There is widespread awareness of the legislation among decision-makers in the small and mid-sized segments; overall, 96% of those surveyed reported being familiar with the MFA. However, 70% of respondents who reported being part of internal discussions about the legislation at their companies were in the lower revenue range.
The survey suggests that less than 40% of small and mid-sized online retailers expect to be hurt significantly by the law, but 43% of all respondents said they were either somewhat or very likely to consider terminating some online sales in response to the MFA, and nearly all (98%) said they would pass along increased compliance costs to the consumer.

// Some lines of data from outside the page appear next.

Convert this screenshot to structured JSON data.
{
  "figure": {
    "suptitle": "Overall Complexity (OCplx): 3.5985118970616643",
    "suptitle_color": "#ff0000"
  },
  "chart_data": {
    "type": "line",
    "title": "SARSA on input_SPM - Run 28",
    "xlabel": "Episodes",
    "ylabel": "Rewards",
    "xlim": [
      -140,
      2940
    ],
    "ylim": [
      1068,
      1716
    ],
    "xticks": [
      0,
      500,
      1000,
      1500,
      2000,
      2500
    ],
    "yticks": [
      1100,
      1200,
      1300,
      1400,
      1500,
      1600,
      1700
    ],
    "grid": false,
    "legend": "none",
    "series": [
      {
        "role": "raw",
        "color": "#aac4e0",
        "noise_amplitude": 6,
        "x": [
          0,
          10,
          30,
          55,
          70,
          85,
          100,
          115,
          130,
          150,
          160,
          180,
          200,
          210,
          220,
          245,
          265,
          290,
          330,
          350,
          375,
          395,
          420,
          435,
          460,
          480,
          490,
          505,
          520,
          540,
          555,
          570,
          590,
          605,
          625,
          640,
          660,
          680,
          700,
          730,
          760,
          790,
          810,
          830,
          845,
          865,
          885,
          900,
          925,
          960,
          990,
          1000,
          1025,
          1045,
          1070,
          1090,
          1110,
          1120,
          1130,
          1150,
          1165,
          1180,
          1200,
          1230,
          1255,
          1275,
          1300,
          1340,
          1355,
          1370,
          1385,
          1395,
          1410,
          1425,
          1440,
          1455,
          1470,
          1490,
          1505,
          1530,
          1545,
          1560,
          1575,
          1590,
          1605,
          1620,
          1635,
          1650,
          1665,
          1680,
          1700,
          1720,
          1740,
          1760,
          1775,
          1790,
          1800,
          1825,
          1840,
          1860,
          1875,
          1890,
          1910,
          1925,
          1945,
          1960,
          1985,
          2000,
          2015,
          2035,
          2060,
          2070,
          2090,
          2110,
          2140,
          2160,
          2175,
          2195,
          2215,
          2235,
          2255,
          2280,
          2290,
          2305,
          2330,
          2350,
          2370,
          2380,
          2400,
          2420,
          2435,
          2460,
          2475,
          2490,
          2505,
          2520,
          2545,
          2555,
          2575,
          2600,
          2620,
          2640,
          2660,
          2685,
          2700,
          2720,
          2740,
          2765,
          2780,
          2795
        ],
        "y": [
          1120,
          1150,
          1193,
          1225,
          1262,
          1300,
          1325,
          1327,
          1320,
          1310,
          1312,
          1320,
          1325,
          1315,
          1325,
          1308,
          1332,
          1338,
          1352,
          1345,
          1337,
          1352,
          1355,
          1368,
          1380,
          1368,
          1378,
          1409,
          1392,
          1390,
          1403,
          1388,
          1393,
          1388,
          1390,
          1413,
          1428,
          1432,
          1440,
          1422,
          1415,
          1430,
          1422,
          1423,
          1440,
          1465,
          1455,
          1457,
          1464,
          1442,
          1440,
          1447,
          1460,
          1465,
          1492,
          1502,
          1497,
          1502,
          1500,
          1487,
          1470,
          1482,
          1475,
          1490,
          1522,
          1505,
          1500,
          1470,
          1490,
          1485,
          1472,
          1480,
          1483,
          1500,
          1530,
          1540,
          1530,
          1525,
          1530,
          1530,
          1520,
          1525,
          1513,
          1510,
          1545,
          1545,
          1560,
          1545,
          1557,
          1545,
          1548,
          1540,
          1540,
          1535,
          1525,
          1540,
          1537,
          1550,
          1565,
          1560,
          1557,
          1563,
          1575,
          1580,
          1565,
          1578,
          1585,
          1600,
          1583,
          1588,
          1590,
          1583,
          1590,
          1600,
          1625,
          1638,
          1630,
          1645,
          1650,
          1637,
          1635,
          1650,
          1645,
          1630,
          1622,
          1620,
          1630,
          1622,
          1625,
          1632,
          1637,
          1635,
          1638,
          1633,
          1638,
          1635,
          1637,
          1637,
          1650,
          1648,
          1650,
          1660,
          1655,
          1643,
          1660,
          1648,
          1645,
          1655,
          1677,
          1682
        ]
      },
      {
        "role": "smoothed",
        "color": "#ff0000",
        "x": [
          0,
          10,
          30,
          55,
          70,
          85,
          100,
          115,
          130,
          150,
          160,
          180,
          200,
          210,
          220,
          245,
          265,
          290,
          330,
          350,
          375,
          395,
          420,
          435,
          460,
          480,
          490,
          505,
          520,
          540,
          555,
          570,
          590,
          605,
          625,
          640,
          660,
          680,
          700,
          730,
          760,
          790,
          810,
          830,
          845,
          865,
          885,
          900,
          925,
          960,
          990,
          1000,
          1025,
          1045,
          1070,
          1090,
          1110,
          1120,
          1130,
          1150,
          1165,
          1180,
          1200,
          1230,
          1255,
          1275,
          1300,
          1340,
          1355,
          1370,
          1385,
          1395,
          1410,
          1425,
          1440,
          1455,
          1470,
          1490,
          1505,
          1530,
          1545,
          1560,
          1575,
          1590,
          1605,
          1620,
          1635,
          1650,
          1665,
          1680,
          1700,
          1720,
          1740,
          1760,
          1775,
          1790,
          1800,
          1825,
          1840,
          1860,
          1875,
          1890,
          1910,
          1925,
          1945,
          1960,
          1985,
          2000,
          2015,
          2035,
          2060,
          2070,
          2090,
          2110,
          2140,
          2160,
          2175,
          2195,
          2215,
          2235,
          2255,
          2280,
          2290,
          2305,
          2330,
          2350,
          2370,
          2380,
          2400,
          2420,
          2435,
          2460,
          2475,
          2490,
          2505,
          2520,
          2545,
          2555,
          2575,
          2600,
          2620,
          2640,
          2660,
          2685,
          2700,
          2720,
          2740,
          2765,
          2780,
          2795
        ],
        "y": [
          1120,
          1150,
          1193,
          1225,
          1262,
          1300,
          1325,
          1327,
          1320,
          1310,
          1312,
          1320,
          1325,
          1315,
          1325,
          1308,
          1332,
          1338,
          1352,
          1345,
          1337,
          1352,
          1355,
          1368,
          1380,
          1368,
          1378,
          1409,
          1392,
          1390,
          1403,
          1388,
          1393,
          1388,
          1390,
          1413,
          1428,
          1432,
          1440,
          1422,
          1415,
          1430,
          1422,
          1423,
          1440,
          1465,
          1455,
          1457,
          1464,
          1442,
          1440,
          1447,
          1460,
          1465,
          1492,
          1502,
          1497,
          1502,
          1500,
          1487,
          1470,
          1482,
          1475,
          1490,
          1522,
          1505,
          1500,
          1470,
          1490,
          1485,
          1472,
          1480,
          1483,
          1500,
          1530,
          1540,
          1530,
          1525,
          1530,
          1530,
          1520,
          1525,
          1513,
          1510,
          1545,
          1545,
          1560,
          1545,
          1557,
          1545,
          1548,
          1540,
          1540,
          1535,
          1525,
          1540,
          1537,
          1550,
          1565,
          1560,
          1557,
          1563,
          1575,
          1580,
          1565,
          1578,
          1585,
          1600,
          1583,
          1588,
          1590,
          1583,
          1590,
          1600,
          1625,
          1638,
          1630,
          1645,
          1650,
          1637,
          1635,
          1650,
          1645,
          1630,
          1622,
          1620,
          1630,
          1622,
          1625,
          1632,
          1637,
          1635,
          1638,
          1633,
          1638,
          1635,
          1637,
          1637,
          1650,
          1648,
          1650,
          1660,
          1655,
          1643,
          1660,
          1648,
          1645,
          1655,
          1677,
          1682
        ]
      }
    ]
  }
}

"These results make clear that the potential impacts of this legislation are wide-ranging and highly complex," said Dustin Petersen, a partner with McGladrey. "While small and mid-sized companies are understandably concerned about losing a competitive advantage and incurring higher compliance costs, those on the higher end of the revenue range appear to see this as somewhat of an equalizer, as they feel that they have been disadvantaged by charging state sales tax and burdened by the disorganized array of systems through which they have had to do so."
Report: Retailers consolidate ownership of customer data
Walnut Creek, Calif. — Retailers appear to be putting in the foundational elements to create a coordinated focus on the customer experience. The percentage of respondents to a new survey from RSR Research reporting that Marketing is the primary owner of customer data internally nearly doubled from 2012 to 2013, from 33% to 61%, and those reporting no explicit owner fell from 33% to 17%.
Other internal areas covered in “Marketing 2013: Organizational Drift” also have increased ownership of customer data. Store operations, e-commerce/direct, and merchandising all showed increased ownership from 2012.
However, RSR Research analysis shows this increase appears to be driven more from a recognition of the value of customer data that is generated in all aspects of the business (especially customer-facing ones), rather than a diversification of ownership of consolidated data sources.